There are a couple of reasons for this. There tends to be a higher number of women in prison for drug-related offences, in comparison to the male estate. A while back we did a HITT (High Intensity Test and Treat), where we tested the whole prison estate. There were 307 women there at the time and we tested 305 of them – 32% of those women were antibody positive, which meant they had come into contact with hepatitis C at some point in their lives.

Some women will be supporting other people’s drug issues in the community, aside from funding their own drug habits. Additionally, with drug paraphernalia, they will expose themselves and others to an infection by sharing injecting equipment. Due to the shorter sentences, it is essential that we have short treatment pathways, so that when these women come in, they are tested and treated instantly. From there we will support them back in the community with our ‘Follow Me’ programme.

With the help of the Trust, I feel as if there are safety nets everywhere.

What challenges do you face in your role as peer coordinator?

The most challenging thing about being a prison peer is the short sentences. Every prison has a different pathway and is commissioned to test differently. Our job is to ensure there is a strong relationship between The Hepatitis C Trust, the prison healthcare team, and the local ODN. We want to be able to diagnose and treat patients quickly, however sometimes we do miss women.

With short sentences, they may not even make it into our clinic. One of the prisons I work in has an average stay of seven days and fifteen new receptions every week. It’s a high turnover, so our job is to make a quick impact.

Another challenge is women are being released from prison homeless. It means they stay under the radar and are more likely to go back to what they know, which will often be an unsafe, unstable environment. Some patients may even disengage with services and the only time we reconnect with them is when they present positive back in prison.

How important is the work of a peer in eliminating hepatitis C in prisons?

The core of our work is the peer programme. Our peers do an incredible job, because they feel passionate about helping others.
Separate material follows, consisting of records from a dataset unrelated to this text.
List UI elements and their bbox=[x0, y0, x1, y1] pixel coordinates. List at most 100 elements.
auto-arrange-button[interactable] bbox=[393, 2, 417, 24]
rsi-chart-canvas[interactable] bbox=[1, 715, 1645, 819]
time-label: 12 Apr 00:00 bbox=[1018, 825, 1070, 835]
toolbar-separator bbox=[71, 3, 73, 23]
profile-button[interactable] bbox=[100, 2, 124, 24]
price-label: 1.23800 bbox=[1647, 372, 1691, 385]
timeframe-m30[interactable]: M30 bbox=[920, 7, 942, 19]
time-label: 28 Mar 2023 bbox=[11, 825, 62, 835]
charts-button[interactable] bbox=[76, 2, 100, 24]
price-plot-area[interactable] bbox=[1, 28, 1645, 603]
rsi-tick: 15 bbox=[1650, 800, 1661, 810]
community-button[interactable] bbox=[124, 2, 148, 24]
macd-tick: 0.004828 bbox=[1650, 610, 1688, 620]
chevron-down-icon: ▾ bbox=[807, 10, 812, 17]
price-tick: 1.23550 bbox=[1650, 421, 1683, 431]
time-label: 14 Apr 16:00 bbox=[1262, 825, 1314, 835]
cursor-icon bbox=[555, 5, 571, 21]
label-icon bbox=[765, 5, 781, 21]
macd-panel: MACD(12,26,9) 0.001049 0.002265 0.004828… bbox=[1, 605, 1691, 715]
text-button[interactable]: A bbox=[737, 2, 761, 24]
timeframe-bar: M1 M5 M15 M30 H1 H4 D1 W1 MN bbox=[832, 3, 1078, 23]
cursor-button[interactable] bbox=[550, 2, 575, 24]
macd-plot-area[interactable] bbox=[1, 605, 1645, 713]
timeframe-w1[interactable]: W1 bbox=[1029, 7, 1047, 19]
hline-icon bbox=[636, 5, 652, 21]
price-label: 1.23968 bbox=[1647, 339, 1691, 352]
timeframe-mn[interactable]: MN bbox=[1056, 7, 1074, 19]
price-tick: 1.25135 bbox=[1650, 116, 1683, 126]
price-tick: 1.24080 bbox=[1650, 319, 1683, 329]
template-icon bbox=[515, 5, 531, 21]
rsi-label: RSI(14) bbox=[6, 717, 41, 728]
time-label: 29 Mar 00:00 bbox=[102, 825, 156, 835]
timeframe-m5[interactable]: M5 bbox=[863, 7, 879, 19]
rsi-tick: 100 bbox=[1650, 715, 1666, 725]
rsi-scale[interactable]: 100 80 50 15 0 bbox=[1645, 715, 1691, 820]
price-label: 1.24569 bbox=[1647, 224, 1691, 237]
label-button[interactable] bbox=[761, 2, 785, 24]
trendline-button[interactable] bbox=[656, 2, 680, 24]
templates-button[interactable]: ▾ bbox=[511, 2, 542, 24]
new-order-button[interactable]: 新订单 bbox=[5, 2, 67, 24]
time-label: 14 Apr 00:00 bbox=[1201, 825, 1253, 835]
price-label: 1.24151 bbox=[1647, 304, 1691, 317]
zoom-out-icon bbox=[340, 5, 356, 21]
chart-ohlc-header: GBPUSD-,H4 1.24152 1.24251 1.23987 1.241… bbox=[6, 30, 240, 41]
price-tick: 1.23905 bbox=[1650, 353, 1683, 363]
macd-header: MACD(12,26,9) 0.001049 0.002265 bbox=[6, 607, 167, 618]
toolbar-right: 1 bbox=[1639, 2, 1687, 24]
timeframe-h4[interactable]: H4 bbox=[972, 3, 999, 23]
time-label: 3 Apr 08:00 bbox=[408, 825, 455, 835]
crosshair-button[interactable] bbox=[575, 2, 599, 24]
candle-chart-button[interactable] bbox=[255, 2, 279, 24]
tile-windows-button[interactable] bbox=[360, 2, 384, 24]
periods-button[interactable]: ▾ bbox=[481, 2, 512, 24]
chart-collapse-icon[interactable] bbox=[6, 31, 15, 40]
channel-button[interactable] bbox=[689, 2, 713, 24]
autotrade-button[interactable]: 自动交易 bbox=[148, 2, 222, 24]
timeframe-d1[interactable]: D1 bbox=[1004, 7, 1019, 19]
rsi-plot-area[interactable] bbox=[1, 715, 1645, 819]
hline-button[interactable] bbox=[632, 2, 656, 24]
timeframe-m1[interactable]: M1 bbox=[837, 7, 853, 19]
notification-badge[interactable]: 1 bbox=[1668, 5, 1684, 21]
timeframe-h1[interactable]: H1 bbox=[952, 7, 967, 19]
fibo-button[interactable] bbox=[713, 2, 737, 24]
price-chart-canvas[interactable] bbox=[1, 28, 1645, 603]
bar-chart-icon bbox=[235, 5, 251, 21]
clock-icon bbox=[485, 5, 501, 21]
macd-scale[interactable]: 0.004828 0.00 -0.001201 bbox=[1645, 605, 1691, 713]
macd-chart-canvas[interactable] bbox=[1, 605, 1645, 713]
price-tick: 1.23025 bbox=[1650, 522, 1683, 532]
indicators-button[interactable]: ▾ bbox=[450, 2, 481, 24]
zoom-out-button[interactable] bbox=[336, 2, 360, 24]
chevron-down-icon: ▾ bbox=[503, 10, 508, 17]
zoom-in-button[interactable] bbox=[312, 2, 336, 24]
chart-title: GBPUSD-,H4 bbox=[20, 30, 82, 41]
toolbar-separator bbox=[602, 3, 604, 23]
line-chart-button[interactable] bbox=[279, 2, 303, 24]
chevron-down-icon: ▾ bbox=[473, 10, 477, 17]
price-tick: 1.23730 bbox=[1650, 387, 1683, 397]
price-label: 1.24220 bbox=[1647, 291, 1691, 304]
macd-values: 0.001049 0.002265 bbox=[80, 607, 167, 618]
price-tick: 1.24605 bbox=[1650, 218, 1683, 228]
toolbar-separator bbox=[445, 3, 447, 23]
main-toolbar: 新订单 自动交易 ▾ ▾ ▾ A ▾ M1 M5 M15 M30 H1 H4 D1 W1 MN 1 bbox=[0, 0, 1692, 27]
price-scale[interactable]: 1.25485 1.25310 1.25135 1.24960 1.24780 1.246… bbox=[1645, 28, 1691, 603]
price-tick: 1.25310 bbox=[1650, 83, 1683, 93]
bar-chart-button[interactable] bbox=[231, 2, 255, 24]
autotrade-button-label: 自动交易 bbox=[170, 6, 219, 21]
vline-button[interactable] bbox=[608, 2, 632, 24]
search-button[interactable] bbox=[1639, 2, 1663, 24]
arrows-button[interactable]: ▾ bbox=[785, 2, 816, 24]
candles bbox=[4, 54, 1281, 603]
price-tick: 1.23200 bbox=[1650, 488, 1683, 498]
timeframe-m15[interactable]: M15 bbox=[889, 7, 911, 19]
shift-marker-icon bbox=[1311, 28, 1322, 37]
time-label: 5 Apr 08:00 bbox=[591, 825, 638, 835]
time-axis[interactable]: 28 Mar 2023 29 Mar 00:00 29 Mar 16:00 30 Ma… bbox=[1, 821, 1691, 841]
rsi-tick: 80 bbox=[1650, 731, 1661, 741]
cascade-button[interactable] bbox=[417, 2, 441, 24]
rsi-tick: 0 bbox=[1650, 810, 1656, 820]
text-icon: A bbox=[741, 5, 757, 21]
It’s about the look of relief on a patient’s face when I mention that I have lived experience of both hepatitis C and being in prison. When you establish that connection with someone, it opens up the opportunity to be vulnerable.

For the peers, having something to focus on and supporting others is often a springboard into other opportunities. Some of our peers leave prison and join us as volunteers in the community team and then go on to do paid work. That’s what I appreciate most about the Trust, our ethos is to employ our volunteers where we can.